Both Sydney and Melbourne are expanding to the west. At the bottom of the areas where housing and business can best expand west in Melbourne is Avalon airport. It has all the room it needs to become a much larger airport, and with a comparatively minor augmentation of the existing Geelong-Southern Cross terminal railway, it can in time have a high speed connection that would integrate easily into Melbourne’s regular public transport options.

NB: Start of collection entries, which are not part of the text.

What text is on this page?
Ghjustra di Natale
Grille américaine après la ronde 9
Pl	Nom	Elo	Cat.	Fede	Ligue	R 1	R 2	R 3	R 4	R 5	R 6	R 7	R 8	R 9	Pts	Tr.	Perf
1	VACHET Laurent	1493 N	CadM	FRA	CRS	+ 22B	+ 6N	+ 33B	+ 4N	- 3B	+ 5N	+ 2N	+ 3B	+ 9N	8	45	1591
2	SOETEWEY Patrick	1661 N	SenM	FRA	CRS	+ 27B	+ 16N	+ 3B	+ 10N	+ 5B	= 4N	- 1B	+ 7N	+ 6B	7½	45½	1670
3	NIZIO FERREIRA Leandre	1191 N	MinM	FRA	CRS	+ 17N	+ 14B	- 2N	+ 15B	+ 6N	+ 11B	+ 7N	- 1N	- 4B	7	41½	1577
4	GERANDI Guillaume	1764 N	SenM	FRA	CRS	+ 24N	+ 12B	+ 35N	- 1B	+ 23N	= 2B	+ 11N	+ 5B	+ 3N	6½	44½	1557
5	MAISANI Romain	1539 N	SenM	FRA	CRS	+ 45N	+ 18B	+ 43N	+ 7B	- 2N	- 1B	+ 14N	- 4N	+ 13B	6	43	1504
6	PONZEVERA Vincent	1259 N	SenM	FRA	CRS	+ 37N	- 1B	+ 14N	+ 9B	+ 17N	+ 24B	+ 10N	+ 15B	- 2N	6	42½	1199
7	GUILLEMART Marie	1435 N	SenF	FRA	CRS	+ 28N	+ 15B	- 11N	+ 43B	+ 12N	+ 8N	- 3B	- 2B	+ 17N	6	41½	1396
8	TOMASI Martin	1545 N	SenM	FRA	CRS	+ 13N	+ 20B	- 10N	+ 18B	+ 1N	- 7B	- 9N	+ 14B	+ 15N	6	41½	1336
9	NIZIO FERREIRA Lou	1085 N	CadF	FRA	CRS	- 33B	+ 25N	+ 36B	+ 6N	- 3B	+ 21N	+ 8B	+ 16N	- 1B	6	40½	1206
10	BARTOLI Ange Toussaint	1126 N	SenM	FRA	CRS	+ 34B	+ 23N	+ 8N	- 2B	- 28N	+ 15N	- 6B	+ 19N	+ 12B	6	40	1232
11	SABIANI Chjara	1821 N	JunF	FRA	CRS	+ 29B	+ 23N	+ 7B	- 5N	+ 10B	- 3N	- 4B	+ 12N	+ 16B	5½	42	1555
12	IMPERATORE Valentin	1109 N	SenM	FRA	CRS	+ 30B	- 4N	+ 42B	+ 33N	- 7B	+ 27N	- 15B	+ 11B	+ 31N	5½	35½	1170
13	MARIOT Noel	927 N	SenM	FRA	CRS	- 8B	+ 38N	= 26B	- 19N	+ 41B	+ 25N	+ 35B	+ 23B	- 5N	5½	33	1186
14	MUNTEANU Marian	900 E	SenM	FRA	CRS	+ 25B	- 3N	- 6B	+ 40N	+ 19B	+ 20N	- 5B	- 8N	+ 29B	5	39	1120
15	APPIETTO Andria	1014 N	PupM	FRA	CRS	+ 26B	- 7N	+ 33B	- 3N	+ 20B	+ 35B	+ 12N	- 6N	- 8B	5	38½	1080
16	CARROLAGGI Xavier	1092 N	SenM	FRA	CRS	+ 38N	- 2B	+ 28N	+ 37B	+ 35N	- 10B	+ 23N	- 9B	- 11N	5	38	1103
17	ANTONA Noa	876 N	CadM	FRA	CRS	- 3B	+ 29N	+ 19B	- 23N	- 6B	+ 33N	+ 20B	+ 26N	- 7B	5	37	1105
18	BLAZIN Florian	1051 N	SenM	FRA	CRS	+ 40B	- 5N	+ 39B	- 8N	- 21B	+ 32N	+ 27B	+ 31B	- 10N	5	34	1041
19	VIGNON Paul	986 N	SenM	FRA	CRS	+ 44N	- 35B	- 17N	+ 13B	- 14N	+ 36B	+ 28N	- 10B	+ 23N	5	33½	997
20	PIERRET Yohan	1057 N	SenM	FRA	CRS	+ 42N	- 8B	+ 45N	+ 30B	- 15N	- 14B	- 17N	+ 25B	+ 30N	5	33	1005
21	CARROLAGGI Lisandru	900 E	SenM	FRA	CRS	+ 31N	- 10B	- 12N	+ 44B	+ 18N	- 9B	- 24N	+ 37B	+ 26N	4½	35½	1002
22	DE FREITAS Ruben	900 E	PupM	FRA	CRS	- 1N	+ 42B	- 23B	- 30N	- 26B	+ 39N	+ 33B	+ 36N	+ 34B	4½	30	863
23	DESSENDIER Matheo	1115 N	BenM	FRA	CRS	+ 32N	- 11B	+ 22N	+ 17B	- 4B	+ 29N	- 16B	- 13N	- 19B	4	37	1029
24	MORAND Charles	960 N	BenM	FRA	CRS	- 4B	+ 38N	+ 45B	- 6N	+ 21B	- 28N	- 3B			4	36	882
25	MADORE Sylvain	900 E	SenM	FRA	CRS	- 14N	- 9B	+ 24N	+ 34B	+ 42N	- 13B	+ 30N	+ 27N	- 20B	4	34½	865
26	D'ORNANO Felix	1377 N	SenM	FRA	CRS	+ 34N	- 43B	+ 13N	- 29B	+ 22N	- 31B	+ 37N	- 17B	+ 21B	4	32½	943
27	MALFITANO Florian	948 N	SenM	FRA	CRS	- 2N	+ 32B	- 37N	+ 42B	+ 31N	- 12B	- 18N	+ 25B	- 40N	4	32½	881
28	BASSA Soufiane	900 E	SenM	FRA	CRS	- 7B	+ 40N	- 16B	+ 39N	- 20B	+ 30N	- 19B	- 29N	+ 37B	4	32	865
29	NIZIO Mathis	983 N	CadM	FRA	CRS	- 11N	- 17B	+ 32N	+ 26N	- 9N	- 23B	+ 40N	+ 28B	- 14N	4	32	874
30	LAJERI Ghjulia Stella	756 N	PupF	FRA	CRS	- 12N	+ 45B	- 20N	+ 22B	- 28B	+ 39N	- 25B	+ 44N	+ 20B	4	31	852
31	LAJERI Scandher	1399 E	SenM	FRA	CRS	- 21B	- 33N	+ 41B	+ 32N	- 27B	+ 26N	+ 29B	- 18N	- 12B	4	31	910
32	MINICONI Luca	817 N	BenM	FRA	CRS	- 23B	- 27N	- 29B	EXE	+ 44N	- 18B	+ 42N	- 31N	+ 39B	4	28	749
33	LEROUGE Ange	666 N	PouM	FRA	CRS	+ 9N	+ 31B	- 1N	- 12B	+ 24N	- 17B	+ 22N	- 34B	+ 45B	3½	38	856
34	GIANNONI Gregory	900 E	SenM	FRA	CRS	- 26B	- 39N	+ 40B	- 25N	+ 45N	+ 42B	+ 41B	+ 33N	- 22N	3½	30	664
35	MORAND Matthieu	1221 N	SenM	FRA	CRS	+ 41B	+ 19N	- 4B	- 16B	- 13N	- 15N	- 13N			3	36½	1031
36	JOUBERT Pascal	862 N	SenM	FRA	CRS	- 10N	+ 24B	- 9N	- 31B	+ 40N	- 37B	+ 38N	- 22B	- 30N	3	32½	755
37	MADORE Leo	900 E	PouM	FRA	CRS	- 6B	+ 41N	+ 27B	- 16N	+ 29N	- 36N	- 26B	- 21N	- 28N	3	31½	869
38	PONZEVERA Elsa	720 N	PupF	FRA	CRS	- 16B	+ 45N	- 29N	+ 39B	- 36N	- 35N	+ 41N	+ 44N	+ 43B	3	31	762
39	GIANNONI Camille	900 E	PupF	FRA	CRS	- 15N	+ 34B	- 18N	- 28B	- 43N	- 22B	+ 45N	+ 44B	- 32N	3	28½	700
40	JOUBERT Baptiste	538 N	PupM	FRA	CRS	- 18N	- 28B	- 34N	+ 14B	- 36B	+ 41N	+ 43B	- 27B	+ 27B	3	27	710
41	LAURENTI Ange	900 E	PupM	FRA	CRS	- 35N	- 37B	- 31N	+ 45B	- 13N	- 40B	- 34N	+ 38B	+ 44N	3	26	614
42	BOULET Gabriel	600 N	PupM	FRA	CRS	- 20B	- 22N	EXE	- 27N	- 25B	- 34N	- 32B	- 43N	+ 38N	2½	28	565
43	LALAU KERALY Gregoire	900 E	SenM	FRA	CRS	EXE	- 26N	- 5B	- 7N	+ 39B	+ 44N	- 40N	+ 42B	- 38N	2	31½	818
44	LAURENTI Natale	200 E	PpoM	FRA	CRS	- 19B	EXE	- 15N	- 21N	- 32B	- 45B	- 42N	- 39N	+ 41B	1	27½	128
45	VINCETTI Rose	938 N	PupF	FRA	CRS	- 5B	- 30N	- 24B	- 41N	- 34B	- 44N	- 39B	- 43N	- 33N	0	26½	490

In roughly the same location in relation to Sydney, a small but adequate amount of space has been reserved for a second jet airport at Badgery’s Creek. It could be readily accessed from Sydney’s major motorway network by short links to the M7, M4 and even M5. There is a lot of travel demand in Sydney today that could reach Badgery’s Creek airport faster than it can access the Fortress Macquarie Bank airport, and it could be linked to the completion of the Chatswood-Parramatta railway which only made it as far as Epping, except that it is a Sydney project, so this is unlikely to ever happen.
But while Melbourne sees its south-western second airport at Avalon galvanised along the path to major expansion by the competition between the low cost clones Jetstar and Tiger at its facilities, with other carriers likely to follow in the nearer term, Sydney is left waiting for yet another search to choose a site for a second Sydney Airport which won’t even be remotely anywhere near to the Sydney market.
It’s a situation that ensures Sydney becomes perpetually disadvantaged in terms of competitive airport access.
In Melbourne there is no barrier to Avalon being both a domestic and international competitor to Tullamarine in the future. And in serving both of its airports, Tiger and Jetstar demonstrate one of the characteristics of the low cost carrier model, which is to rely on inexpensive point-to-point opportunities to fly, rather than opting for legacy carrier hub-and-spoke concentrations which can on one hand offer lots of connections to travellers, but extract a high price in longer journey times and higher fares, both of which go against the original purpose of air travel, which is to save time and money.
In as little as 10 years from now Avalon will be a busy and useful airport locked in competition with a Tullamarine Airport which will also continue to grow as Melbourne attracts the economic growth that Sydney wilfully discourages.
It would take a miracle in terms of political resolve to fix Sydney’s infrastructure problems and arrest the decline so evident today in all its transport modes.